Hmong Summer Festival livens up Kiwanis Park

Thursday, July 29, 2010

Mai Shoua of Sheboygan hustles with the football during a flag football game Saturday July 24, 2010 at the Hmong Summer Festival at Kiwanis Park in Sheboygan. (Photo by Gary C. Klein/The Sheboygan Press)

Hli Thao waited patiently with her team, watching the field attentively and keeping an eye on the competition.

Thao, 18, from Milwaukee, was a cornerback on the hopefully named Vanquishers, one of hundreds of young women and men who came to the Hmong Summer Festival over the weekend to prove their athletic abilities.

"We practice really hard," said Thao as she waited to take on the Annihilators. Right after that, her next game was to be against the Tsunami.

If it sounds fierce, that's because it is.

The Hmong Summer Festival routinely draws around 5,000 people to Kiwanis Park for authentic, homemade Asian food, a spectacular array of items for sale — from toys and jewelry to fresh herbs and lacy bras — and, of course, the sports.

"Most everybody here are for sports," said Chou Vang, 23, of Sheboygan, as he waited with his wife and two daughters, Julina, 2, and Sophia, 2 months, for his volleyball game to start. "I would say 80 percent of the people here are for sports. This is what it's basically about, playing sports. It's just a way to have fun and it's only once a year."

His wife, however, had an entirely different favorite.

"The food and the vendors," said Pahoua, 22. "I love coming to buy stuff."

Like any summer festival, the main thoroughfare was lined on both sides with vendors keeping their tables and tents looking neat and attractive. And loud Hmong-language music from both sides joined thousands of voices to create a friendly cacophony.

There were tables piled high with sparkly high-heeled shoes, heavy silver jewelry glinting in the sun and bins full of DVDs, many of them American classics like "Snow White and the Seven Dwarfs," translated into Hmong.

One vendor was hawking colored contact lenses, and the food booths were really more like outdoor restaurants, with tents overhead and cloth-covered tables.

From the old men shopping with their toddler granddaughters to the young couples holding hands as they walked and middle-aged people dressed in suits and high heels, everyone, no matter what they were doing, gave at least an occasional glance toward the athletic fields.

Xay Hang, 21, went so far as to dye his jet-black mohawk bright blue for the football tournament he was in with his team, called Team Sheboygan.

It's not as dramatic as many other team names, but there's a good reason.

For one thing, Hang said, "Our city's small, so we want to represent our city."

For another, Team Sheboygan is a new team made up of two smaller teams, the Juggernauts and Unrivaled.

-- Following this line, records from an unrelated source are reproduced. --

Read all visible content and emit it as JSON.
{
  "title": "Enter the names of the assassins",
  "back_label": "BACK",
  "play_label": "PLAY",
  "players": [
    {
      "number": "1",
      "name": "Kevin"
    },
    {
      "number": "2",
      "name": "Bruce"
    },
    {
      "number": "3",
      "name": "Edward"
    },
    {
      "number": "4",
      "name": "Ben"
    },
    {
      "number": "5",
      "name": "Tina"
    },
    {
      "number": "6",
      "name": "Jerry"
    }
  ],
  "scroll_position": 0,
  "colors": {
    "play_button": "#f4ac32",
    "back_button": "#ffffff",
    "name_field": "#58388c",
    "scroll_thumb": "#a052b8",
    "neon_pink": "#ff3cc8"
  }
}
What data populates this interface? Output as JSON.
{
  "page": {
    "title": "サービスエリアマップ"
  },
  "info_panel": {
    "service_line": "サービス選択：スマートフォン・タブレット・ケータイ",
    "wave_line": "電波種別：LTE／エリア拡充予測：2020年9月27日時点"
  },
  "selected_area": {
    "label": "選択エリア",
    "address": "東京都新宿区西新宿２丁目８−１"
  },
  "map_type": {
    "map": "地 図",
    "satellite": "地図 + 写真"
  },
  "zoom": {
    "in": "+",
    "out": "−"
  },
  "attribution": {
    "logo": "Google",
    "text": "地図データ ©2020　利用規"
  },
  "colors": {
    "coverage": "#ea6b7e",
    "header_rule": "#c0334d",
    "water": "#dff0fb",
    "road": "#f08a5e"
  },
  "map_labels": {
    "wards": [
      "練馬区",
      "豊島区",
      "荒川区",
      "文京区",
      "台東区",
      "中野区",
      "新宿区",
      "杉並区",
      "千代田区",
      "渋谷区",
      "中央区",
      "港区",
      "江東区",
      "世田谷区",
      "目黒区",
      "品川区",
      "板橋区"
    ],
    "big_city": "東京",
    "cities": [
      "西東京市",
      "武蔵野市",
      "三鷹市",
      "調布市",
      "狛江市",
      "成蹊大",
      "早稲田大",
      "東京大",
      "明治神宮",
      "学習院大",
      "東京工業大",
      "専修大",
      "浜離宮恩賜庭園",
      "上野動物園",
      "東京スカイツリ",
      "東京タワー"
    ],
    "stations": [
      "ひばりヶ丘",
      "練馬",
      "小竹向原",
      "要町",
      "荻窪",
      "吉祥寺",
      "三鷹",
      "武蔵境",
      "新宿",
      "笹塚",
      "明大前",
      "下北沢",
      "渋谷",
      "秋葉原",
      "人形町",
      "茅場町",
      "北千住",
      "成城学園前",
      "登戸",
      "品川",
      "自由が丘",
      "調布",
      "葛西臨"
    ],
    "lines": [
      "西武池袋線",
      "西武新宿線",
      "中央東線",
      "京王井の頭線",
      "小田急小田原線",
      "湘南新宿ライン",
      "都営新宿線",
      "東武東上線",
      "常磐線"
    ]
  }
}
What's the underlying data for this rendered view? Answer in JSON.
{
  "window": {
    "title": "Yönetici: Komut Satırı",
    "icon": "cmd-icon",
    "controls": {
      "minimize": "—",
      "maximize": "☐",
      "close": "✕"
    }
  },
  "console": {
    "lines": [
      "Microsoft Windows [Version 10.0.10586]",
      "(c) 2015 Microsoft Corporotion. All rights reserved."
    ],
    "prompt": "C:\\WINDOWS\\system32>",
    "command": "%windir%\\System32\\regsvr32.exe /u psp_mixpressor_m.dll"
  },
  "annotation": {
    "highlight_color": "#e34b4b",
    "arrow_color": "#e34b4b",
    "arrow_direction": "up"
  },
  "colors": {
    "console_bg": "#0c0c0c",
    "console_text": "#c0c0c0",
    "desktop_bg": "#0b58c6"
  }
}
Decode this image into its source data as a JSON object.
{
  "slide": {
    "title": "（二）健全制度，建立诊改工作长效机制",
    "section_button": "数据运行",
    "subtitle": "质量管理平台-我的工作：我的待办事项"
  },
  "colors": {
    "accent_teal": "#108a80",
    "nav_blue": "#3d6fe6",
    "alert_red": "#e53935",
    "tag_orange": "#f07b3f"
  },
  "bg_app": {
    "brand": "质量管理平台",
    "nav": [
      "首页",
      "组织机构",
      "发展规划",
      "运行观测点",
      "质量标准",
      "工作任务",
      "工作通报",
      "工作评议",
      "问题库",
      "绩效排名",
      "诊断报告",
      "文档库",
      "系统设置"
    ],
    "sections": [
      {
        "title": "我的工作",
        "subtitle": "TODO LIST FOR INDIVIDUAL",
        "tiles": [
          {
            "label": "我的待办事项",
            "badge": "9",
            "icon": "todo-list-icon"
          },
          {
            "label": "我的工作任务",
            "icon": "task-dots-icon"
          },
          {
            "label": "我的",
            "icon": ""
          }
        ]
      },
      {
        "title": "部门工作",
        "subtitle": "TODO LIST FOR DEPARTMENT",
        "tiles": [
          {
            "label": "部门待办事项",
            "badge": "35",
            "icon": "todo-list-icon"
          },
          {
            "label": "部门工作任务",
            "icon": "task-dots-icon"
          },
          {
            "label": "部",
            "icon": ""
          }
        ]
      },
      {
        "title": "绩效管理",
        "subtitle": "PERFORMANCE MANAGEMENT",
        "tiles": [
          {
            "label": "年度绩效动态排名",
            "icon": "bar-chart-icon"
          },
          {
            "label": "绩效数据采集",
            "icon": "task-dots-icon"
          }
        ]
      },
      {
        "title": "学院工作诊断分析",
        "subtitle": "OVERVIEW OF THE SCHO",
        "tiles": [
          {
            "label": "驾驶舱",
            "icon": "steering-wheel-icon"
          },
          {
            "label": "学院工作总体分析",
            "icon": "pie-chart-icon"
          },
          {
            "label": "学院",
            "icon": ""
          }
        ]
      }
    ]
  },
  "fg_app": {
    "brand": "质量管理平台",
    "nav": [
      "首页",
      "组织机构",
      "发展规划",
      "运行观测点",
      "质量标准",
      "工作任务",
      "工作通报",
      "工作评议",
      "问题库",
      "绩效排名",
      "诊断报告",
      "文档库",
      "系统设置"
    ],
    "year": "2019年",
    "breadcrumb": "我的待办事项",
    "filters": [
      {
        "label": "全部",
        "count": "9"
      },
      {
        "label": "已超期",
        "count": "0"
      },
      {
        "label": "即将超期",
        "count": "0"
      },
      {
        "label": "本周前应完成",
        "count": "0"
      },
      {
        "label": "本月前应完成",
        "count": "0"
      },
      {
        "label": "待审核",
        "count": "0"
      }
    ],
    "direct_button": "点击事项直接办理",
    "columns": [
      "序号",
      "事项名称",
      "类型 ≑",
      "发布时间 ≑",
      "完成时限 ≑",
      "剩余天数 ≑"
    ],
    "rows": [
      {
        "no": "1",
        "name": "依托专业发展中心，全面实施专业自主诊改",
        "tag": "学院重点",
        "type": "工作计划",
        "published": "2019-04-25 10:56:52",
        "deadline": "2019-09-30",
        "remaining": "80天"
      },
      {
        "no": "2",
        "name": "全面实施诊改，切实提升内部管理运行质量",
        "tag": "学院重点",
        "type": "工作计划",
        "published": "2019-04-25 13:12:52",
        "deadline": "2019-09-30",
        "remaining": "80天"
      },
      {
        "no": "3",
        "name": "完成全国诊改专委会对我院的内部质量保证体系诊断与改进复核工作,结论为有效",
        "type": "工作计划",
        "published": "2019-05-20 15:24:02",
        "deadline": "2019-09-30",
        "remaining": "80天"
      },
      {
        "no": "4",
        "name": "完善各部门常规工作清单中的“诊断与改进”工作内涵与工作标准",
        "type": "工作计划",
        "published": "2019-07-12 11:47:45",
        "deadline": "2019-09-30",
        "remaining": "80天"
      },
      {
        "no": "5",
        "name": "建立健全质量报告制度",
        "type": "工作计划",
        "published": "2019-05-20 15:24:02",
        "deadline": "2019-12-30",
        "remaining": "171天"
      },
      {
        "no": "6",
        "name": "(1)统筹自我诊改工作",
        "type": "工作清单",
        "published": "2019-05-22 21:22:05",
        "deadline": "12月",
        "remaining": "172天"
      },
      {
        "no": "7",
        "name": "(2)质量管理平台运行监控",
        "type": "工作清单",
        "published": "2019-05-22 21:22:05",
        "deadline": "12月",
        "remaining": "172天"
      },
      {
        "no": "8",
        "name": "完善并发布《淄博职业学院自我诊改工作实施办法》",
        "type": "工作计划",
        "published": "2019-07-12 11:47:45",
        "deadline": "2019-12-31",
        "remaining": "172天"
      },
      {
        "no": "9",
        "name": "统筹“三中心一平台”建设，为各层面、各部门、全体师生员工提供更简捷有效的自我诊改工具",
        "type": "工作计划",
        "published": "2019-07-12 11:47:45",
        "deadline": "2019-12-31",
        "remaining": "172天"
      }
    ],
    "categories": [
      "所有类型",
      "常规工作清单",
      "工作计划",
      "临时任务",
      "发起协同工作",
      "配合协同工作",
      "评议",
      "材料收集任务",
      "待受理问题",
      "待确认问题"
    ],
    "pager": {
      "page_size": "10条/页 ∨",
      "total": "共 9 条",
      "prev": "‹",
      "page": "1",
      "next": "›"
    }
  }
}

"We knew we weren't gonna win because of the size of the teams," said Chai Xiong, 24. "So with combining the teams we knew we'd have a better chance to take first. And that's what we're here to do. We want to take first in Sheboygan, our home turf."

Carl Hintzelman, 23, was one of the few non-Asian faces in the tournament, but the name on the back of his jersey, "Mekas Dab," which means "white monster," said it all.

"My girlfriend's Hmong," he said. "I know a lot of these guys from cars and work and school and stuff, so I'm good friends with them."

Team Sheboygan was one of only two hometown teams in the tournament, and the other one was a new team that was just getting started.

"Oh, we can beat 'em," Hintzelman said.

Teams compete for cash prizes, and Xiong said the top prize for football was $2,000.

"It's just basically for the team, for us to grow and get better," he said.